C per se does not want flat address space: it is, for example, UB to subtract
pointers that do not point within a same object. IOW, "far pointers" from the
DOS era and segmented 286-style pointers would absolutely be within the bounds
of the C standard, if they hadn't used special syntax.

With 386 segment-level protection you could define one segment per object,
with byte-level granularity limit checks for segments smaller than 1MB. Each
string could have had its own segment with precise length. No more buffer
overruns.

I think we ended where we are now because of several factors:

1\. early hardware -- 286 -- was too limiting.
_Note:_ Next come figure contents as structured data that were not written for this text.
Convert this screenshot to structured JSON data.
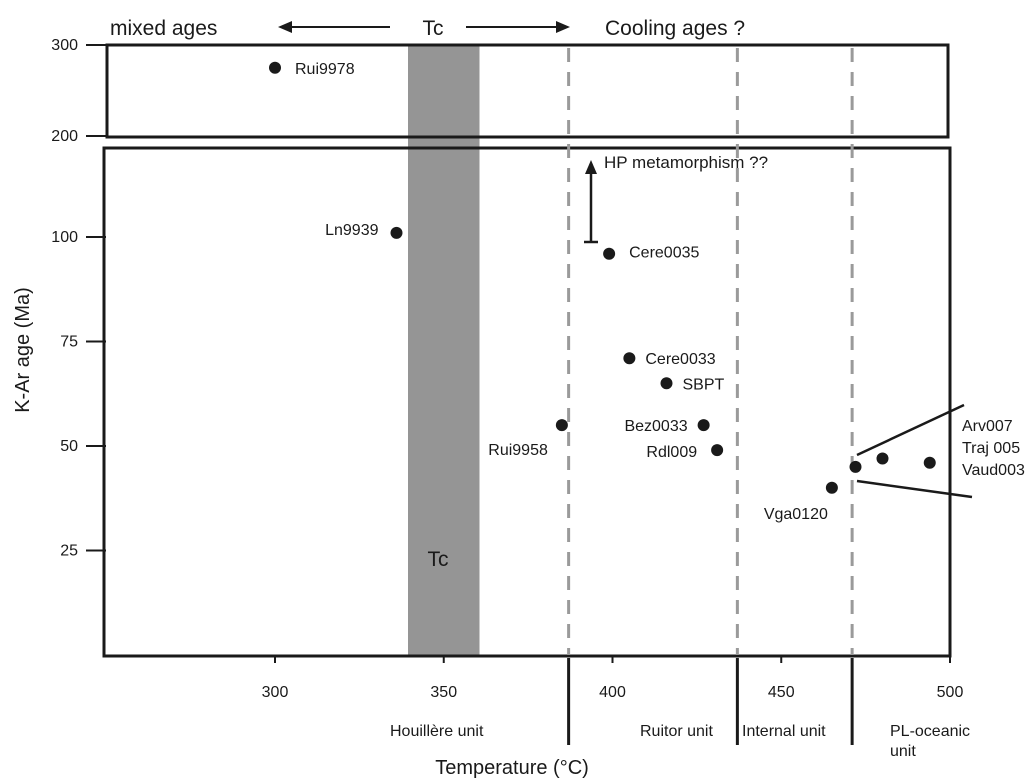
{
  "chart_data": {
    "type": "scatter",
    "xlabel": "Temperature (°C)",
    "ylabel": "K-Ar age (Ma)",
    "xlim": [
      250,
      500
    ],
    "x_ticks": [
      300,
      350,
      400,
      450,
      500
    ],
    "y_ticks_lower": [
      25,
      50,
      75,
      100
    ],
    "y_ticks_upper": [
      200,
      300
    ],
    "y_axis_note": "broken y axis: lower panel 0-125 Ma, upper panel 200-300 Ma",
    "points": [
      {
        "label": "Rui9978",
        "x": 300,
        "y": 275
      },
      {
        "label": "Ln9939",
        "x": 336,
        "y": 101
      },
      {
        "label": "Cere0035",
        "x": 399,
        "y": 96
      },
      {
        "label": "Cere0033",
        "x": 405,
        "y": 71
      },
      {
        "label": "SBPT",
        "x": 416,
        "y": 65
      },
      {
        "label": "Rui9958",
        "x": 385,
        "y": 55
      },
      {
        "label": "Bez0033",
        "x": 427,
        "y": 55
      },
      {
        "label": "Rdl009",
        "x": 431,
        "y": 49
      },
      {
        "label": "Vga0120",
        "x": 465,
        "y": 40
      },
      {
        "label": "",
        "x": 472,
        "y": 45
      },
      {
        "label": "",
        "x": 480,
        "y": 47
      },
      {
        "label": "",
        "x": 494,
        "y": 46
      }
    ],
    "grouped_labels": [
      "Arv007",
      "Traj 005",
      "Vaud003"
    ],
    "tc_band": {
      "label": "Tc",
      "x_range": [
        340,
        360
      ],
      "color": "#959595"
    },
    "unit_boundaries": [
      {
        "x": 387,
        "style": "dashed"
      },
      {
        "x": 437,
        "style": "dashed"
      },
      {
        "x": 471,
        "style": "dashed"
      }
    ],
    "units": [
      "Houillère unit",
      "Ruitor unit",
      "Internal unit",
      "PL-oceanic unit"
    ],
    "top_annotations": {
      "left": "mixed ages",
      "center": "Tc",
      "right": "Cooling ages ?"
    },
    "hp_annotation": {
      "label": "HP metamorphism ??",
      "x": 393,
      "y_from": 98,
      "direction": "up"
    },
    "colors": {
      "points": "#1a1a1a",
      "band": "#959595",
      "dashed": "#9a9a9a",
      "frame": "#1a1a1a"
    }
  }
}
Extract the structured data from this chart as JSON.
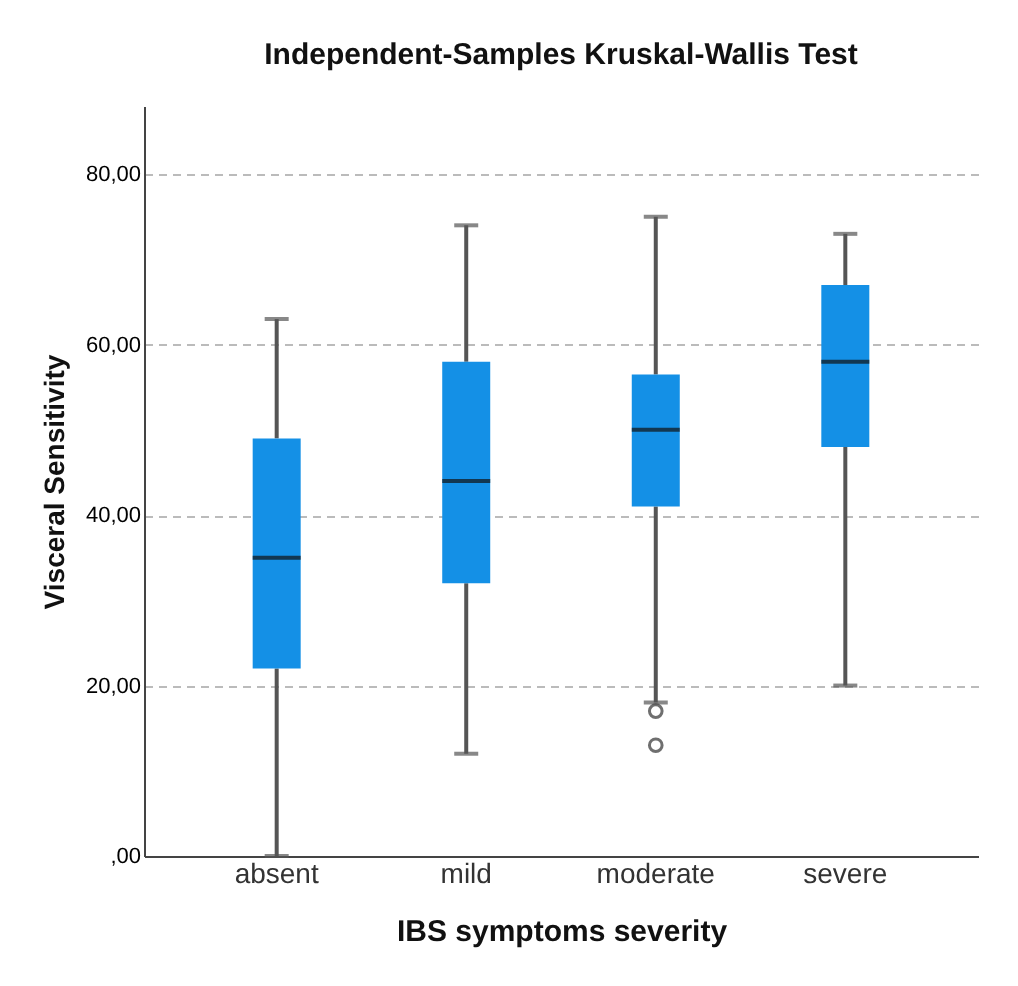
{
  "chart_data": {
    "type": "box",
    "title": "Independent-Samples Kruskal-Wallis Test",
    "xlabel": "IBS symptoms severity",
    "ylabel": "Visceral Sensitivity",
    "categories": [
      "absent",
      "mild",
      "moderate",
      "severe"
    ],
    "boxes": [
      {
        "low": 0,
        "q1": 22,
        "median": 35,
        "q3": 49,
        "high": 63
      },
      {
        "low": 12,
        "q1": 32,
        "median": 44,
        "q3": 58,
        "high": 74
      },
      {
        "low": 18,
        "q1": 41,
        "median": 50,
        "q3": 56.5,
        "high": 75,
        "outliers": [
          17,
          13
        ]
      },
      {
        "low": 20,
        "q1": 48,
        "median": 58,
        "q3": 67,
        "high": 73
      }
    ],
    "color": "#1490e6",
    "ylim": [
      0,
      88
    ],
    "yticks": [
      {
        "value": 0,
        "label": ",00"
      },
      {
        "value": 20,
        "label": "20,00"
      },
      {
        "value": 40,
        "label": "40,00"
      },
      {
        "value": 60,
        "label": "60,00"
      },
      {
        "value": 80,
        "label": "80,00"
      }
    ],
    "grid": "y",
    "marker": "circle"
  }
}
Each segment could be at most
64k long, and

2\. programmers (naturally) needed arrays larger than 64k even back then,

3\. OS-es, UNIX and Win32, but not VMS, targeted the lowest common HW
denominator, which is flat address space with only U/S page protections,

4\. rather bad tooling.

Situation is changing slowly though. Intel's MPX extension offers much of the
old segment-level protection, but is opt-in for software and needs tooling
support (compiler, linker, loader, etc). This is being worked on, e.g., in
gcc:
[http://gcc.gnu.org/wiki/Intel%20MPX%20support%20in%20the%20G...](http://gcc.gnu.org/wiki/Intel%20MPX%20support%20in%20the%20GCC%20compiler)